И на это получается спокойный, исполненный достоинства ответ Корнуола: он посадил Кента, хотя следовало бы наказать строже.
Тут начинается неслыханно мучительная сцена. Лир почти обезумел: он не знает, что говорит, и чувствует лишь, что стал добычей какой-то нелепой, но ужасной силы.
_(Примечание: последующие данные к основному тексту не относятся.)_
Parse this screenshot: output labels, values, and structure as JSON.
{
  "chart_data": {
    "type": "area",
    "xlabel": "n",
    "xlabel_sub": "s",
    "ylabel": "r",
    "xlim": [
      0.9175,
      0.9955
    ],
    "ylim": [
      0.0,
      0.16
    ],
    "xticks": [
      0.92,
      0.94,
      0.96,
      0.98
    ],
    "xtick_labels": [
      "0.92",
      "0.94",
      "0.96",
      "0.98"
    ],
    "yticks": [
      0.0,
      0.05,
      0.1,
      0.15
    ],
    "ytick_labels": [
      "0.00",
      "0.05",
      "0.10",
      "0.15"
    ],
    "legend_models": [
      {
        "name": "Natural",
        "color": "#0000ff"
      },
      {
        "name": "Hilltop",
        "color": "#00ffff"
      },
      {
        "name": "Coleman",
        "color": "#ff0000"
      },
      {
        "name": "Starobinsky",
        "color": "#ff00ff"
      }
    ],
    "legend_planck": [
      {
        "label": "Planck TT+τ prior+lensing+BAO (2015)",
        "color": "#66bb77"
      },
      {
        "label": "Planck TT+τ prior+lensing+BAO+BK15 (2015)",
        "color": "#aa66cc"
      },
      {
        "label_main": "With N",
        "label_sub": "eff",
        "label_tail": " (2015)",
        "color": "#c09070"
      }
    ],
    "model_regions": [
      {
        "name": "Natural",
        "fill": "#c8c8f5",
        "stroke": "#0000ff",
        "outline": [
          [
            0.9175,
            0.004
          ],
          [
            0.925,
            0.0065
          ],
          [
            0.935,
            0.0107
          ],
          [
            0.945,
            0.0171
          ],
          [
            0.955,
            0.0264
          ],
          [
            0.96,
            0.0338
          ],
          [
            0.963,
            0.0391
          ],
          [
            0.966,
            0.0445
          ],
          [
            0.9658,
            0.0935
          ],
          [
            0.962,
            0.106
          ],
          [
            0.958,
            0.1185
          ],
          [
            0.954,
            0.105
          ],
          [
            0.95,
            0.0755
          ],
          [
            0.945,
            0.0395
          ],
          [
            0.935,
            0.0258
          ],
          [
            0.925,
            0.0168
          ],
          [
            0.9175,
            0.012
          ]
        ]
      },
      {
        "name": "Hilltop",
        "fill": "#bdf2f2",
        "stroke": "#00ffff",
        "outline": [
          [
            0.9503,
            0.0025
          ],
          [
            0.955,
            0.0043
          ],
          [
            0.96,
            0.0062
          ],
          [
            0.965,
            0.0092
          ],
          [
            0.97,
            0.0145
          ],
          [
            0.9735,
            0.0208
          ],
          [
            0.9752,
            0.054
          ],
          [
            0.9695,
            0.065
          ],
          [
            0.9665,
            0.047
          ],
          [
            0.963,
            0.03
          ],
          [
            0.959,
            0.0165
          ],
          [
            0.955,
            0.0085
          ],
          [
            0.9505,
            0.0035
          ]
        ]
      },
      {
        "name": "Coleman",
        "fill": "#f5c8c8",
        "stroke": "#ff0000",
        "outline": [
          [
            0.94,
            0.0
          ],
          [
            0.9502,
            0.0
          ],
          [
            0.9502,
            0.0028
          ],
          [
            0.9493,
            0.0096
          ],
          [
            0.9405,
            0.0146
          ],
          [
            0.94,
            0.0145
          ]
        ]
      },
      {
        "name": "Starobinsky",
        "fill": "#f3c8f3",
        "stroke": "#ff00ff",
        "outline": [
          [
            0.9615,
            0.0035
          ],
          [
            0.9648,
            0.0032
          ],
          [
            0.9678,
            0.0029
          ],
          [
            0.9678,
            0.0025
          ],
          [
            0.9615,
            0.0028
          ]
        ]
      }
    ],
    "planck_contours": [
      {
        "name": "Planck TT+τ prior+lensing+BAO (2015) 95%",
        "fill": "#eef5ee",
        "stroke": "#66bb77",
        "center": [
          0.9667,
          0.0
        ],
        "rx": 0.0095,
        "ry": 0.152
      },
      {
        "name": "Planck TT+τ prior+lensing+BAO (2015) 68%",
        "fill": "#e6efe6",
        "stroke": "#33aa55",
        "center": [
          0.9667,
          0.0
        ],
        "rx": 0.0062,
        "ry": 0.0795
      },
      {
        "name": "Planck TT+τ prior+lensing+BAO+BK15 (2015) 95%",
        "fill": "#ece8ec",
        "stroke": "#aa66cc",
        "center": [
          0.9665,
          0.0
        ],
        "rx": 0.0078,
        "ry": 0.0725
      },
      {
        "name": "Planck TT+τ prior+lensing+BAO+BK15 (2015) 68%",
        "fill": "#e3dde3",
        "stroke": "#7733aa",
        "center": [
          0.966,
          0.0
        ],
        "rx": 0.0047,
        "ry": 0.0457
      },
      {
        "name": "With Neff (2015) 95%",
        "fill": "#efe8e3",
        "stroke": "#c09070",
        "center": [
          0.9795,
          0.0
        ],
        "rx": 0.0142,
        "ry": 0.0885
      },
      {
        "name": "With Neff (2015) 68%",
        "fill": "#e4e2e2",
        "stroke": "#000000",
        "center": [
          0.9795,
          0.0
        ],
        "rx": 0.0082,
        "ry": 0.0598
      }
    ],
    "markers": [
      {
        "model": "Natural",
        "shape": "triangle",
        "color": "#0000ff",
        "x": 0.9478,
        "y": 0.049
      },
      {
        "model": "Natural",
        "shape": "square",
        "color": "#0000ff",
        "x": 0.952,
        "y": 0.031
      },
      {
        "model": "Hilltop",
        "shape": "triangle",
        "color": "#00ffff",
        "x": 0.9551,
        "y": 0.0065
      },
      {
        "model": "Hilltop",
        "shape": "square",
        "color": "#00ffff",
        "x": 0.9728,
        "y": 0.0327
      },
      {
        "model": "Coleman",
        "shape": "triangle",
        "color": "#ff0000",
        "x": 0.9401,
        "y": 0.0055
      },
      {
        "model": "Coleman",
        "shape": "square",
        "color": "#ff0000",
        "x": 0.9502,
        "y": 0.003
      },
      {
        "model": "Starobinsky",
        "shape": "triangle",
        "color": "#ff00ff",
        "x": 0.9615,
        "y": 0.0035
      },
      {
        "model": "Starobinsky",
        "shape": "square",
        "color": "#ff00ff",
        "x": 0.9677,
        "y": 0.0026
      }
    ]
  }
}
Дочери-волчицы торгуются с ним из-за количества прислуги, вычисляют ему, что ему нужно и чем он должен ограничиться и убеждают его, Лира – не выпуская из рук розги, смириться и слушаться их, как и полагается старому и слабому «человеку», т. е. ненужному существу. Из приличия они готовы его содержать в тепле, поить и кормить, пока не придет смерть. И ни одного искреннего, сочувственного, ласкового слова, в котором Лир теперь нуждается больше, чем в тепле, пище, той свите, о которой идет речь. Разве ему нужно что-нибудь из того, чем так дорожат люди? Разве ему страшны ветер, голод, холод? Все это страшно для тех, кто не видал более страшного. Но для того, кто был королем и стал «только человеком», кто был возведен на недосягаемую высоту, чтобы потом быть низвергнутым в бездну, – все обыкновенные человеческие блага и страдания ничтожны. Ему кажутся безмерно обидными и унизительными, уничтожающими рассуждения его дочерей о том, что ему «нужно»:
С этими страшными словами Лир уходит от дочерей, которые спешат укрыться в доме от надвигающейся грозы и приказывают запереть ворота замка, чтоб отец не вернулся и не обеспокоил их. А ночь близка. Кругом в степи ни куста, ни одной теплой искры. Но что за дело до этого Корнуолу, Регане и Гонерилье? Им нужно дать урок упрямому человеку, а в постелях им тепло будет: они ведь пока еще властители, а не только люди. Спасайся кто может, и не думай о гибнущих: своя рубашка ближе к телу. «Нужно дать урок упрямому человеку».
И старик отец, все отдавший своим дочерям, остается один в безлюдной степи с своим нечеловеческим горем, чтоб искупить – что искупить? Что искупается такими адскими муками? То, что он выпустил из своей головы разум, или что прогнал Корделию?
Вот она – голова Медузы, которая преследовала Шекспира. А Брандес говорит, что «такова жизнь», и что он не дрогнул от такого зрелища и в доказательство этого рассуждает о Сикстинской капелле, контрапункте и фугах.